What should we do? We're not able to deploy some of our workloads because of this.

[smitmartijn]

Unfortunately the suggested fix didn't worked for us, even with 1.78.1 version the issue persists.

Same here, Github runners aren't able to connect to the tailnet and I can't figure out why. I've tried several tailscale versions (ones that match working machines), different ways of connecting with using --accept-routes and internal networks, the tailscale DNS hosts, and tailscale IPs directly, but none are working.

The weird part is that tailscale status and tailscale netcheck say everything is fine and the action also runs cleanly. I even see the internal subnets come past in ~/tailscaled.log. The GitHub runner also shows up briefly in the tailscale dashboard. Yet, no connection is possible.

I'm thinking it might be the GH runners, but I'm not sure. Hoping anyone here has ideas..

[garry-t]

relevant for us. Also if you try SSH from UI most probably you also will not able to connect. After manually restart tailscale on hosts I tried SSH from tailscale UI and it started work and also after this it started work from github actions.

[jaxxstorm]

Unfortunately the suggested fix didn't worked for us, even with 1.78.1 version the issue persists.

Same here, Github runners aren't able to connect to the tailnet and I can't figure out why. I've tried several tailscale versions (ones that match working machines), different ways of connecting with using --accept-routes and internal networks, the tailscale DNS hosts, and tailscale IPs directly, but none are working.

The weird part is that tailscale status and tailscale netcheck say everything is fine and the action also runs cleanly. I even see the internal subnets come past in ~/tailscaled.log. The GitHub runner also shows up briefly in the tailscale dashboard. Yet, no connection is possible.

I'm thinking it might be the GH runners, but I'm not sure.

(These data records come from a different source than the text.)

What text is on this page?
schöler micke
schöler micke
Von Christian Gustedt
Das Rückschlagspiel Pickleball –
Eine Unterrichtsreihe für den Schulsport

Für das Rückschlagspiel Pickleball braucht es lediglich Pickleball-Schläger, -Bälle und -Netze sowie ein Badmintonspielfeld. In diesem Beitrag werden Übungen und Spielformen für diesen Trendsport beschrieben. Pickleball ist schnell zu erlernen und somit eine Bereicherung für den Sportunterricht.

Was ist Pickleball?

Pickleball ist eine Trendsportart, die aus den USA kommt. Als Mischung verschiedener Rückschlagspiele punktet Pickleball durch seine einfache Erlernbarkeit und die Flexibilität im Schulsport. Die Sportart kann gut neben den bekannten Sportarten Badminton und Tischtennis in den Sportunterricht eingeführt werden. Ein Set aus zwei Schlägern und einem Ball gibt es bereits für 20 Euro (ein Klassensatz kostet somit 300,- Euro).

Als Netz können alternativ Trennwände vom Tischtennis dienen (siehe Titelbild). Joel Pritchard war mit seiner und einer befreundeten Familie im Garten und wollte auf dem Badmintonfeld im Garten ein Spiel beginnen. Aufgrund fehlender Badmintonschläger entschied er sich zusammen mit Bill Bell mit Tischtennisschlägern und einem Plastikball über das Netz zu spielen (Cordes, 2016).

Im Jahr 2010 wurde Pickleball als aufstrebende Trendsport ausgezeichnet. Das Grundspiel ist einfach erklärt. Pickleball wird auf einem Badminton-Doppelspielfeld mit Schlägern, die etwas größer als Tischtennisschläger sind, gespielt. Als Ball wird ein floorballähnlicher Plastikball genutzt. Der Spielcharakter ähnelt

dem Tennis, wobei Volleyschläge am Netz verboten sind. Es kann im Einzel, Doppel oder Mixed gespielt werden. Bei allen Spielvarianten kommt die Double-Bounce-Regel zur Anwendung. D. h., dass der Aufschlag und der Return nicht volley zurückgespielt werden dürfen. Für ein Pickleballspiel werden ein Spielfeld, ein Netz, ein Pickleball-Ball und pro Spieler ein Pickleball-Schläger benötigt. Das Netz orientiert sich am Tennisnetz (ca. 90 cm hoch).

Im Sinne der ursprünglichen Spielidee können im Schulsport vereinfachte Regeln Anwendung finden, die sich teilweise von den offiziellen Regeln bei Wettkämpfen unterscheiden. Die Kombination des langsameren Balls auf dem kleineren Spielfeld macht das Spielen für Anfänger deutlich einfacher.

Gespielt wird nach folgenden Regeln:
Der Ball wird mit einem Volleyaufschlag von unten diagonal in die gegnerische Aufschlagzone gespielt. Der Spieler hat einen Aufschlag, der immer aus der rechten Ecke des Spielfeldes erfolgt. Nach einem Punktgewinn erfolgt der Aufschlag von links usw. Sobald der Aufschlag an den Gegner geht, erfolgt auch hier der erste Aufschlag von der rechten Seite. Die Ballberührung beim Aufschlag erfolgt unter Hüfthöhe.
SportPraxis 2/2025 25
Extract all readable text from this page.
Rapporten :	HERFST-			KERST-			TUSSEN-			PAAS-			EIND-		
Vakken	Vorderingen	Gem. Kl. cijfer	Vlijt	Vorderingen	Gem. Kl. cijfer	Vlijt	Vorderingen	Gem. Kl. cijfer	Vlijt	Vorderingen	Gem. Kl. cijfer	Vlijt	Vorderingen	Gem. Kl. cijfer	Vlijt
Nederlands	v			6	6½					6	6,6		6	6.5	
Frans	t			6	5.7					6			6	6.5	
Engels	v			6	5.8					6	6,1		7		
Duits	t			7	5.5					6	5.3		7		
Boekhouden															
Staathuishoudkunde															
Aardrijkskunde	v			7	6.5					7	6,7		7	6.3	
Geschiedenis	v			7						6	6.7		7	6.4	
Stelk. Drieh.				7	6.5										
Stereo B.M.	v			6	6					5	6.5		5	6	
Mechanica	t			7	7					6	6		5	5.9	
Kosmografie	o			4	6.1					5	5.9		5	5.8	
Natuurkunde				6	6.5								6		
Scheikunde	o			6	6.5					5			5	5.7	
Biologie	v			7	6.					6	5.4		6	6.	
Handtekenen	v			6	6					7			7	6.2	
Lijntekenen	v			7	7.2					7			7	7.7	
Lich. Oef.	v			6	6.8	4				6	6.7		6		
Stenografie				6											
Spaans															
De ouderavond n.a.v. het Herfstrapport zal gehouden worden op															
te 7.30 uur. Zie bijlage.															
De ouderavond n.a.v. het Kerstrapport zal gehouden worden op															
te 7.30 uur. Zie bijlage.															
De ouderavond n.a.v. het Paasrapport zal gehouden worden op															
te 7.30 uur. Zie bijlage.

Hoping anyone here has ideas..

what does your ACL file look like?

172.33.25.157

This is T-mobile IP address, so not sure why it would be in your DNS path, and likely isn't a Tailscale thing.

I'd recommend opening support tickets for these issues.

[mpminardi]

On the versioning front here we've released a v3 which:

• Includes Always pull latest version #131 which allows for opting in to fetching the latest stable version of Tailscale
• Will be a floating tag that is updated to point to the latest v3.Y.Z releases of the action as they come out to have behaviour that is more expected of actions releases / tags

Note that the guidance provided here around the default version for the Tailscale client is otherwise still true.